日米欧の先進各国は、今後は協調して、「緩和マネー発動」を示唆したり言及したりして、「中国からの強力なデフレ圧力」から、自国経済を防衛してゆくことでしょう。これは、「資産インフレ(株式ブーム)を利用してデフレの鬼と戦うIMFコンセンサス」への揺り戻しです。
1月30日に、パウエルFRB議長は「新しい金融緩和策」を発表しました。すなわち、政策金利の引き上げを棚上げして、しかも「バランスシートの縮小計画」も近いうちに棚上げすることを発表しました。グローバルな株式市場に、リスクオンの流れが戻ってきました!
31日のアメリカFOMCに先だって、1月24日のドラギECBは、「TLTRO(量的的金融緩和策の一種)」へ言及しました。これを境に、ユーロ圏の株式市場も、上昇基調へと転じ始めています。

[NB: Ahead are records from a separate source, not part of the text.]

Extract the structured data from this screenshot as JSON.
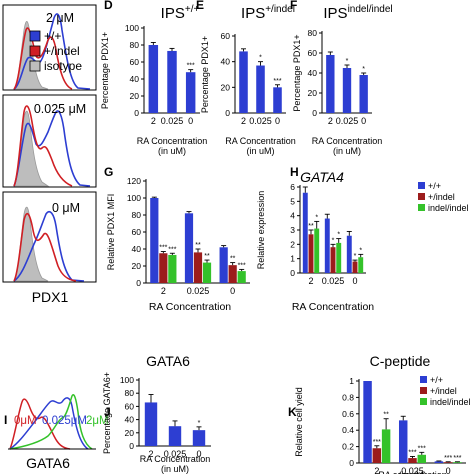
{
  "colors": {
    "wt": "#2d3ed2",
    "indel": "#9c1c1c",
    "indelindel": "#34c22a",
    "isotype": "#bdbdbd",
    "axis": "#000000"
  },
  "flow": {
    "legend": [
      {
        "label": "+/+",
        "color": "#2d3ed2"
      },
      {
        "label": "+/indel",
        "color": "#d01f24"
      },
      {
        "label": "isotype",
        "color": "#bdbdbd"
      }
    ],
    "panels": [
      {
        "label": "2 μM"
      },
      {
        "label": "0.025 μM"
      },
      {
        "label": "0 μM"
      }
    ],
    "xlabel": "PDX1"
  },
  "flowI": {
    "panel_letter": "I",
    "labels": [
      {
        "text": "0μM",
        "color": "#d01f24"
      },
      {
        "text": "0.025μM",
        "color": "#2d3ed2"
      },
      {
        "text": "2μM",
        "color": "#34c22a"
      }
    ],
    "xlabel": "GATA6"
  },
  "chart_data": [
    {
      "panel": "D",
      "type": "bar",
      "title_main": "IPS",
      "title_sup": "+/+",
      "ylabel": "Percentage PDX1+",
      "xlabel": "RA Concentration (in uM)",
      "categories": [
        "2",
        "0.025",
        "0"
      ],
      "ylim": [
        0,
        100
      ],
      "yticks": [
        0,
        20,
        40,
        60,
        80,
        100
      ],
      "values": [
        80,
        73,
        48
      ],
      "errors": [
        3,
        3,
        3
      ],
      "stars": [
        "",
        "",
        "***"
      ],
      "color": "#2d3ed2"
    },
    {
      "panel": "E",
      "type": "bar",
      "title_main": "IPS",
      "title_sup": "+/indel",
      "ylabel": "Percentage PDX1+",
      "xlabel": "RA Concentration (in uM)",
      "categories": [
        "2",
        "0.025",
        "0"
      ],
      "ylim": [
        0,
        60
      ],
      "yticks": [
        0,
        20,
        40,
        60
      ],
      "values": [
        48,
        37,
        20
      ],
      "errors": [
        2,
        3,
        2
      ],
      "stars": [
        "",
        "*",
        "***"
      ],
      "color": "#2d3ed2"
    },
    {
      "panel": "F",
      "type": "bar",
      "title_main": "IPS",
      "title_sup": "indel/indel",
      "ylabel": "Percentage PDX1+",
      "xlabel": "RA Concentration (in uM)",
      "categories": [
        "2",
        "0.025",
        "0"
      ],
      "ylim": [
        0,
        80
      ],
      "yticks": [
        0,
        20,
        40,
        60,
        80
      ],
      "values": [
        58,
        45,
        38
      ],
      "errors": [
        3,
        3,
        2
      ],
      "stars": [
        "",
        "*",
        "*"
      ],
      "color": "#2d3ed2"
    },
    {
      "panel": "G",
      "type": "bar",
      "ylabel": "Relative PDX1 MFI",
      "xlabel": "RA Concentration",
      "categories": [
        "2",
        "0.025",
        "0"
      ],
      "ylim": [
        0,
        120
      ],
      "yticks": [
        0,
        20,
        40,
        60,
        80,
        100,
        120
      ],
      "series": [
        {
          "values": [
            100,
            82,
            42
          ],
          "errors": [
            1,
            2,
            2
          ],
          "stars": [
            "",
            "",
            ""
          ]
        },
        {
          "values": [
            35,
            36,
            21
          ],
          "errors": [
            2,
            4,
            3
          ],
          "stars": [
            "***",
            "**",
            "**"
          ]
        },
        {
          "values": [
            33,
            24,
            14
          ],
          "errors": [
            2,
            3,
            2
          ],
          "stars": [
            "***",
            "**",
            "***"
          ]
        }
      ]
    },
    {
      "panel": "H",
      "type": "bar",
      "title": "GATA4",
      "ylabel": "Relative expression",
      "xlabel": "RA Concentration",
      "categories": [
        "2",
        "0.025",
        "0"
      ],
      "ylim": [
        0,
        6
      ],
      "yticks": [
        0,
        1,
        2,
        3,
        4,
        5,
        6
      ],
      "series": [
        {
          "name": "+/+",
          "values": [
            5.6,
            3.8,
            2.6
          ],
          "errors": [
            0.4,
            0.3,
            0.3
          ],
          "stars": [
            "",
            "",
            ""
          ]
        },
        {
          "name": "+/indel",
          "values": [
            2.7,
            1.8,
            0.8
          ],
          "errors": [
            0.3,
            0.2,
            0.1
          ],
          "stars": [
            "**",
            "*",
            "*"
          ]
        },
        {
          "name": "indel/indel",
          "values": [
            3.1,
            2.1,
            1.1
          ],
          "errors": [
            0.5,
            0.3,
            0.2
          ],
          "stars": [
            "*",
            "*",
            "*"
          ]
        }
      ]
    },
    {
      "panel": "J",
      "type": "bar",
      "title": "GATA6",
      "ylabel": "Percentage GATA6+",
      "xlabel": "RA Concentration (in uM)",
      "categories": [
        "2",
        "0.025",
        "0"
      ],
      "ylim": [
        0,
        100
      ],
      "yticks": [
        0,
        20,
        40,
        60,
        80,
        100
      ],
      "values": [
        66,
        30,
        24
      ],
      "errors": [
        12,
        8,
        5
      ],
      "stars": [
        "",
        "",
        "*"
      ],
      "color": "#2d3ed2"
    },
    {
      "panel": "K",
      "type": "bar",
      "title": "C-peptide",
      "ylabel": "Relative cell yield",
      "xlabel": "RA concentration (in uM)",
      "categories": [
        "2",
        "0.025",
        "0"
      ],
      "ylim": [
        0,
        1.0
      ],
      "yticks": [
        0,
        0.2,
        0.4,
        0.6,
        0.8,
        1.0
      ],
      "series": [
        {
          "name": "+/+",
          "values": [
            1.0,
            0.52,
            0.02
          ],
          "errors": [
            0,
            0.05,
            0.005
          ],
          "stars": [
            "",
            "",
            ""
          ]
        },
        {
          "name": "+/indel",
          "values": [
            0.18,
            0.06,
            0.01
          ],
          "errors": [
            0.03,
            0.02,
            0.005
          ],
          "stars": [
            "***",
            "***",
            "***"
          ]
        },
        {
          "name": "indel/indel",
          "values": [
            0.41,
            0.1,
            0.01
          ],
          "errors": [
            0.13,
            0.03,
            0.005
          ],
          "stars": [
            "**",
            "***",
            "***"
          ]
        }
      ]
    }
  ]
}
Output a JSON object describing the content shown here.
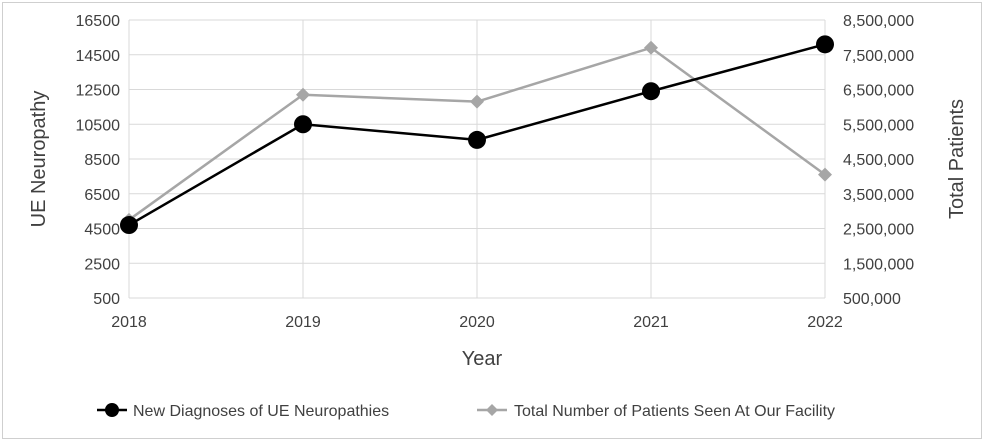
{
  "chart_data": {
    "type": "line",
    "x": [
      "2018",
      "2019",
      "2020",
      "2021",
      "2022"
    ],
    "xlabel": "Year",
    "ylabel_left": "UE Neuropathy",
    "ylabel_right": "Total Patients",
    "left_axis": {
      "min": 500,
      "max": 16500,
      "ticks": [
        500,
        2500,
        4500,
        6500,
        8500,
        10500,
        12500,
        14500,
        16500
      ],
      "tick_labels": [
        "500",
        "2500",
        "4500",
        "6500",
        "8500",
        "10500",
        "12500",
        "14500",
        "16500"
      ]
    },
    "right_axis": {
      "min": 500000,
      "max": 8500000,
      "ticks": [
        500000,
        1500000,
        2500000,
        3500000,
        4500000,
        5500000,
        6500000,
        7500000,
        8500000
      ],
      "tick_labels": [
        "500,000",
        "1,500,000",
        "2,500,000",
        "3,500,000",
        "4,500,000",
        "5,500,000",
        "6,500,000",
        "7,500,000",
        "8,500,000"
      ]
    },
    "series": [
      {
        "name": "New Diagnoses of UE Neuropathies",
        "axis": "left",
        "color": "#000000",
        "marker": "circle",
        "values": [
          4700,
          10500,
          9600,
          12400,
          15100
        ]
      },
      {
        "name": "Total Number of Patients Seen At Our Facility",
        "axis": "right",
        "color": "#a6a6a6",
        "marker": "diamond",
        "values": [
          2750000,
          6350000,
          6150000,
          7700000,
          4050000
        ]
      }
    ],
    "grid": true,
    "legend_position": "bottom"
  }
}
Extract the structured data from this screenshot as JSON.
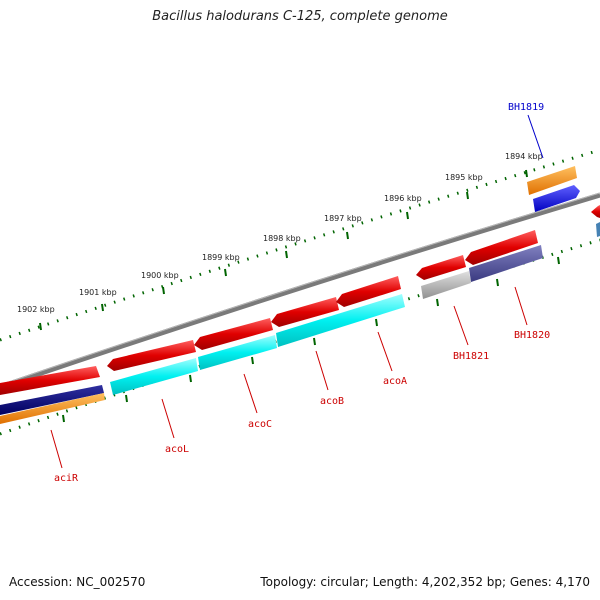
{
  "title": "Bacillus halodurans C-125, complete genome",
  "footer": {
    "accession": "Accession: NC_002570",
    "summary": "Topology: circular; Length: 4,202,352 bp; Genes: 4,170"
  },
  "scale_ticks": [
    "1902 kbp",
    "1901 kbp",
    "1900 kbp",
    "1899 kbp",
    "1898 kbp",
    "1897 kbp",
    "1896 kbp",
    "1895 kbp",
    "1894 kbp"
  ],
  "gene_labels": {
    "BH1819": "BH1819",
    "BH1820": "BH1820",
    "BH1821": "BH1821",
    "acoA": "acoA",
    "acoB": "acoB",
    "acoC": "acoC",
    "acoL": "acoL",
    "aciR": "aciR"
  },
  "colors": {
    "gene_red": "#e00000",
    "cyan": "#00f0f0",
    "navy": "#000080",
    "orange": "#ff8c00",
    "blue": "#0000ff",
    "slate": "#4a4a9a",
    "grey": "#aaaaaa",
    "backbone": "#808080",
    "tick_green": "#006400",
    "label_red": "#cc0000",
    "label_blue": "#0000cc"
  }
}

この「LTLRO」は、「ECBがターゲットを決めて問題国の銀行に長期マネーをファイナンスする」こと。
TLTROは、ギリシャやイタリアなどの「財政の問題」を抱える国にとっては「恵みの雨」です。ユーロ圏の問題国の長期金利は低下を始めました。「イタリア・リスク」、「ギリシャ・リスク」は大きく後退しています。
さて、2月1日発表の「アメリカの1月の雇用統計」の中身は、後述するように、株式市場にとっては「絶妙に素晴らしい」内容のものでした。
先週までの貞子メルマガは、アメリカ株式市場については、「S&P500ならば2,650ポイントから2,850ポイントを目指すだろう」としていましたが、これを上方修正します。
今後ともアメリカ国内の長期金利が低位で安定するならば(この前提がとても大事なのですが)、S&P500は2,750ポイントから3,000ポイントを目指すことでしょう。
「半値戻しは全値戻し」です。
もちろん、2018年と同様に、2019年のアメリカ株式市場は、今後はアメリカの長期金利の上昇次第で、上にも下にも10%前後は乱高下する「レンジ相場」になることでしょう。
一方、2019年に入ってから、新興国市場への資金の流入が大きくなっています。
これは、
・新興国株が信じられないような低い水準にまで売り込まれていたこと、
・ドル安基調の元で、新興国群の通貨に上昇圧力が加わっていること、
・一部の新興国では景気が上向いていること、などの要因が、大きいです。
中国人民元も元高基調へ。
ブレグジットでイギリス議会は見苦しいほどの迷走を続けています。目下のところ、「ハード(合意無き)ブレグジット」の可能性は10%~15%程度と、とても低いです。
「ブレグジット」は、「ノーブレグジット(=ブレグジット無し。半年か1年先送りされるか、あるいは再度の国民投票でEUに戻る)」になる可能性が大です。
しかも、10%~15%の確率で、想定外に「ブレグジットが起きたとしても、株式市場への影響は軽微でしょう。イギリス経済は大きく失速するでしょうが、個別の上場企業は、2年近い猶予時間があったので、既に「ブレグジット」対策がほぼ完了しています。株式市場への影響は比較的軽微なのではないでしょうか?